Gen Zs (<26 year olds) are rescuing and breaking new ground within the queendom of our sistren, the bees.
Honeybees have a remarkably complex language. It includes dancing, headbutting and scaling vibrations. Each intriguing maneuver conveys specific and precise meaning. For example, when honeybees encounter giant Asian hornets their vibrational dialect quickly pulses up the scale. That is, the higher the pitch, the greater the peril.
Honeybees can communicate danger better than any other of the 900,000 or so kinds of insects. That’s why scientists are paying close attention to the bees because they spotlight toxicity within the environment. It’s high time for the lawmakers globally to ban all these deadly nerve poisons that are killing bees and birds, e.g., neonicotinoids, sulfoxaflors, flupyradifurone and chlorpyrifos.
Would you like to become a bee guardian? If so, consider making a ‘beeautiful’ sun hive. They are large (~8 ft) egg-shaped skeps woven from rye straw. Sun hives mimic a hollow inside a tree trunk left from big, old branches. Bees thrive within sun hives.
Thank you to all our friends at Natural Beekeeping Trust for encouraging these pleasing shelters.
Gen Zs are helping to raise awareness of the importance of bees as our co-planetary partners. Jazlyn Smith, an 11-year-old artist from Albuquerque’s Sign Language Academy, designed the attractive personalized New Mexican pollinator license plates.
Our friends in the ‘Land of Enchantment’ can purchase these new plates for a mere $25 with a $15 annual fee. It will help rewild the roadside habitat with a kaleidoscope of native perennial spring, summer and autumn flowers, vital forage for all pollinators.

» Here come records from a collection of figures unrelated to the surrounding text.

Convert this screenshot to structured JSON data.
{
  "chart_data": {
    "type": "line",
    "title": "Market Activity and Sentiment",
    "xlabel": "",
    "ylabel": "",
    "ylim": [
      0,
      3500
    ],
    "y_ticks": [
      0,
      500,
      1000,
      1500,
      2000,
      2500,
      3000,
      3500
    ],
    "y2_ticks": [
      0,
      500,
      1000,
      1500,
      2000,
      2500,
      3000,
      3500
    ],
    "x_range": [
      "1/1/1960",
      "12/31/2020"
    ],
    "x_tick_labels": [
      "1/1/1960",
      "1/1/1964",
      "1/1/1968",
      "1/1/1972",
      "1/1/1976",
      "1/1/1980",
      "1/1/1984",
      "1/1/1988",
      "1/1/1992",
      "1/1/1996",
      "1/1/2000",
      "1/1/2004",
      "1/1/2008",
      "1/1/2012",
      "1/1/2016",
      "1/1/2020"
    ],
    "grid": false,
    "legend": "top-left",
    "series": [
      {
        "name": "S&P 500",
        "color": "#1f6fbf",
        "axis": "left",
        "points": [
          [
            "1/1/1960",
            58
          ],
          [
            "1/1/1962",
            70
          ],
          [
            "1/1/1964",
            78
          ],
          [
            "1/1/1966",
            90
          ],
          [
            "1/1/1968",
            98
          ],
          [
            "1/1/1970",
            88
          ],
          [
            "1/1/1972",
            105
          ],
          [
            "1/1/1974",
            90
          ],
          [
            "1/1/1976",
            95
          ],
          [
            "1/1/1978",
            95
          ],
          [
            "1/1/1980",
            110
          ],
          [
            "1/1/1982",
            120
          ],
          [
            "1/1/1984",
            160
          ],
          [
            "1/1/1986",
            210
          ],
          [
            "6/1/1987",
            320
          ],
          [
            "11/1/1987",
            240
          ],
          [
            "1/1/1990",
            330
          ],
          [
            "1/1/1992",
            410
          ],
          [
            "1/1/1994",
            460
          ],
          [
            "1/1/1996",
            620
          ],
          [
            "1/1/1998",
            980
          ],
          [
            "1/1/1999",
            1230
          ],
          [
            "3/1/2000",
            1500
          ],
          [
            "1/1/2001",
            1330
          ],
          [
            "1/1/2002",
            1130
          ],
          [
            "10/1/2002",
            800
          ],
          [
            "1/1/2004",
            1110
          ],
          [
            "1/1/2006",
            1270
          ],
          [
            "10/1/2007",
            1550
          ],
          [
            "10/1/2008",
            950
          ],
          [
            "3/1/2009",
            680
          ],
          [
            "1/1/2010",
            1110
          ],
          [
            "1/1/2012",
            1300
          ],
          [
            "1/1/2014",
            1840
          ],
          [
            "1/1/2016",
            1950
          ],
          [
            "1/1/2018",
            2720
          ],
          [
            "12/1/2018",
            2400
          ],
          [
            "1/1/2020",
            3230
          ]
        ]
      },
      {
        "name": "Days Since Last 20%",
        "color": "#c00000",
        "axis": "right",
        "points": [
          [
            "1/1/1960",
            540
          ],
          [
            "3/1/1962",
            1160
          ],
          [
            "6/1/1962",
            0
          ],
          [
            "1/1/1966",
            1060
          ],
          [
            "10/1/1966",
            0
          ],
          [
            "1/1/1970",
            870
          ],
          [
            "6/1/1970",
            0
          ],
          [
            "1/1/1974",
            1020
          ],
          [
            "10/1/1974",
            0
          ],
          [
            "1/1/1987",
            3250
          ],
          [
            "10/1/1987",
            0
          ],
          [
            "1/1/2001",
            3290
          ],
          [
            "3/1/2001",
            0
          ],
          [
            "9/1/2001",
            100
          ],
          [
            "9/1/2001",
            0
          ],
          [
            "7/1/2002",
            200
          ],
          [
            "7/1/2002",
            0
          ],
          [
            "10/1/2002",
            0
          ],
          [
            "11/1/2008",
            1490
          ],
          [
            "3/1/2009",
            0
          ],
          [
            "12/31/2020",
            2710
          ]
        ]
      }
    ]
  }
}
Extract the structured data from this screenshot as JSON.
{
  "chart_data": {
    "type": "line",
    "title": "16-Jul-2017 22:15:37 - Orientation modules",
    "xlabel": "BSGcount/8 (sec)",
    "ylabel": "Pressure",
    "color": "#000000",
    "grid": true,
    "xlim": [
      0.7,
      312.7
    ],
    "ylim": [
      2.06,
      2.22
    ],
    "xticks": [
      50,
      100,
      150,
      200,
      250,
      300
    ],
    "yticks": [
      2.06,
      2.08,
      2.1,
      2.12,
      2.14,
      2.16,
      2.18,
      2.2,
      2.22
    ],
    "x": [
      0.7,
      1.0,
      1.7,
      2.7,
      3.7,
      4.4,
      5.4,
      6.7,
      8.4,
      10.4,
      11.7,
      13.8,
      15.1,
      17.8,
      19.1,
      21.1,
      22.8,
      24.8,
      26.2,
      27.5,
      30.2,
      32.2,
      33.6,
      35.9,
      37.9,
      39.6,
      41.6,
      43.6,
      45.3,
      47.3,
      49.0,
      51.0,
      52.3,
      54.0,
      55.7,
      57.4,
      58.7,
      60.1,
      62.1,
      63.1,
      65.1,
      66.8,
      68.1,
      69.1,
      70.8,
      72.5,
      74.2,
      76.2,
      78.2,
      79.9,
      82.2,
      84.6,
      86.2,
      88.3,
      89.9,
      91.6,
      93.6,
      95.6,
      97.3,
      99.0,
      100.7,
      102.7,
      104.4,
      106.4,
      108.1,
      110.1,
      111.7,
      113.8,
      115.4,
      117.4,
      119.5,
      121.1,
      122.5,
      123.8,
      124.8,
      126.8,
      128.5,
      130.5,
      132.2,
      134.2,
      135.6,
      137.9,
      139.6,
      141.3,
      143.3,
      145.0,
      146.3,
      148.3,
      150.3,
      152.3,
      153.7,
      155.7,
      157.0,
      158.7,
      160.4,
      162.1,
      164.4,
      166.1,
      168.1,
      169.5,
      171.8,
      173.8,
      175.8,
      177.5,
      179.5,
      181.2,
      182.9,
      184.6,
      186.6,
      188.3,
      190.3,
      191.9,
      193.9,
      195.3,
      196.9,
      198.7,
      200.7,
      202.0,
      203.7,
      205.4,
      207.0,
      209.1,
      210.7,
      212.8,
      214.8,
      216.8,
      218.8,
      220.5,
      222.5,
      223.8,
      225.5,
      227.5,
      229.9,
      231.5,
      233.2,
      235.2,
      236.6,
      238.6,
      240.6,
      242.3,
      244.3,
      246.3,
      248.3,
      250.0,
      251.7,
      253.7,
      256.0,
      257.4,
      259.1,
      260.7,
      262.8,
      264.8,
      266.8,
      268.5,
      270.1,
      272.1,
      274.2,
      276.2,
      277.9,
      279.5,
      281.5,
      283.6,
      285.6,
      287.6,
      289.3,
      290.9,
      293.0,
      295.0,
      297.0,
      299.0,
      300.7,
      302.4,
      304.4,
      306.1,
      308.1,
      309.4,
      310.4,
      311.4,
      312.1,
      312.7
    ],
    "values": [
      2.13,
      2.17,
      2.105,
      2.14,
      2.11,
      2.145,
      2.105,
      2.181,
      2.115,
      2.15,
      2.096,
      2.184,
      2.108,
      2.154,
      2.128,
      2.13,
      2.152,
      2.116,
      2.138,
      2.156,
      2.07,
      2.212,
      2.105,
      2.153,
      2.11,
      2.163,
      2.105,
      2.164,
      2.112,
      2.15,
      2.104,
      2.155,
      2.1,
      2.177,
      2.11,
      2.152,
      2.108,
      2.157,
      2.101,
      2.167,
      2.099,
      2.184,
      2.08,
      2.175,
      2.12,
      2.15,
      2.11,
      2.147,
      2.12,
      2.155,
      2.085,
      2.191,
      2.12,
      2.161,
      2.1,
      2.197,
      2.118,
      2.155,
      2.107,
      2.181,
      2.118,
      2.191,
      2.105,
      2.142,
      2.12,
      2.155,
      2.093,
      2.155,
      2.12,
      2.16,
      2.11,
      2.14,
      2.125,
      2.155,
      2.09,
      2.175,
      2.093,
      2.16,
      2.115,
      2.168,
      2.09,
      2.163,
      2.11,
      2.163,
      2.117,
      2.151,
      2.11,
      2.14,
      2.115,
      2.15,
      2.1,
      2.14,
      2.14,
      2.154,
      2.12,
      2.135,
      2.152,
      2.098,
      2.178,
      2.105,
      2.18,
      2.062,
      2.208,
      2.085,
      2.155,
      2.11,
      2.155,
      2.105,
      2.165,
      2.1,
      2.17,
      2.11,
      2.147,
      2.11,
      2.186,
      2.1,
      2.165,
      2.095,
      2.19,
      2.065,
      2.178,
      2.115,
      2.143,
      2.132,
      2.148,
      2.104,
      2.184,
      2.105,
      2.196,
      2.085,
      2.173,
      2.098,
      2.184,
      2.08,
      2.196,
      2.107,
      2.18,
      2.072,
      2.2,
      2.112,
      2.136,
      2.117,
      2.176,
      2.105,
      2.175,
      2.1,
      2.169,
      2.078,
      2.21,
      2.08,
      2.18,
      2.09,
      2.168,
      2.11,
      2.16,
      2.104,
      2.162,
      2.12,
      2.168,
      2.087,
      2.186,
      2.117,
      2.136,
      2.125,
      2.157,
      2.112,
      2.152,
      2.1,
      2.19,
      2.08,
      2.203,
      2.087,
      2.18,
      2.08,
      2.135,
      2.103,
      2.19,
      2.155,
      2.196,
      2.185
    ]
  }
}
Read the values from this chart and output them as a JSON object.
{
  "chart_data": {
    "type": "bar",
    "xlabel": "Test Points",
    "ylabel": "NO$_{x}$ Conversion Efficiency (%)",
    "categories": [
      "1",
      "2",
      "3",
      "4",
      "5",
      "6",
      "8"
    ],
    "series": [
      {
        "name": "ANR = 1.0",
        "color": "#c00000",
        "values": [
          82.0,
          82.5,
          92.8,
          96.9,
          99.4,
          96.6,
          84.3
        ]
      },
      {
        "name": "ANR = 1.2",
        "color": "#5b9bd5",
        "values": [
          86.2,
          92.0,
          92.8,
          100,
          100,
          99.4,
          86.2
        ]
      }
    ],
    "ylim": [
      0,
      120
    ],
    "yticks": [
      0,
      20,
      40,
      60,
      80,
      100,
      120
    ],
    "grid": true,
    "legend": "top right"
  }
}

Monies raised from the ‘pollinator protection’ license plates will fund the wildflower planting program as well as educational gardens. The state will steward these glorious pollinator-friendly habitats by not mowing or spraying herbicides along roadsides. Kudos to New Mexico Gov. Michelle Lujan Grisham for embracing rewilding and championing a healthy future for insects, birds, waterways and the Gen Zs.
Is a Floridian solitary bee back from the brink, maybe? This summer the ultra-rare metallic blue calamintha bees (Osmia calaminthae) were spotted near Lake Wales Ridge, Florida. These bees hadn’t been seen for years. “We observed a shiny blue bee grabbing and rubbing its head on the top portion of the flower (Ashe’s calamint) 2-3 times,” remarked Florida Museum of Natural History researcher, Dr Chase Kimmel. “We were pretty shocked to see it!”
These tiny beauts are one of the most imperiled and geographically restricted native bees in North America. Sightings of our blue sistren in Central Florida are an encouraging sign of survival.
There are at least 20,000 species of bees on the planet and perhaps another 20,000 yet to be discovered. Until recently, it was believed that our buzzing compatriots were 8AM to 5PM workers. Not so according to observations by Gen Z researcher, James Dorey, Flinders University, South Australia. He discovered two Aussie native bees, the nomiine (Reepenia bituberculata) the marked bee (Meroglossa gemmata), that work late into the night.
Dorey recorded these wee darlings pollinating during dusk. These bees have enlarged compound and simple eyes, enabling them to conduct their buzzing affairs during the twilight hour within Australia’s tropical north. Are there other bee species with night vision in more arid, subtropical and temperate Austral regions that pollinate on the late shift?
Consider becoming an Earthkeeper by embracing wonder, curiosity, joy, harmony and peace of mind that await you and your family. Simply visit any nearby patch of nature, sit patiently, quietly listen, watch and enjoy nature’s thrilling pageantry.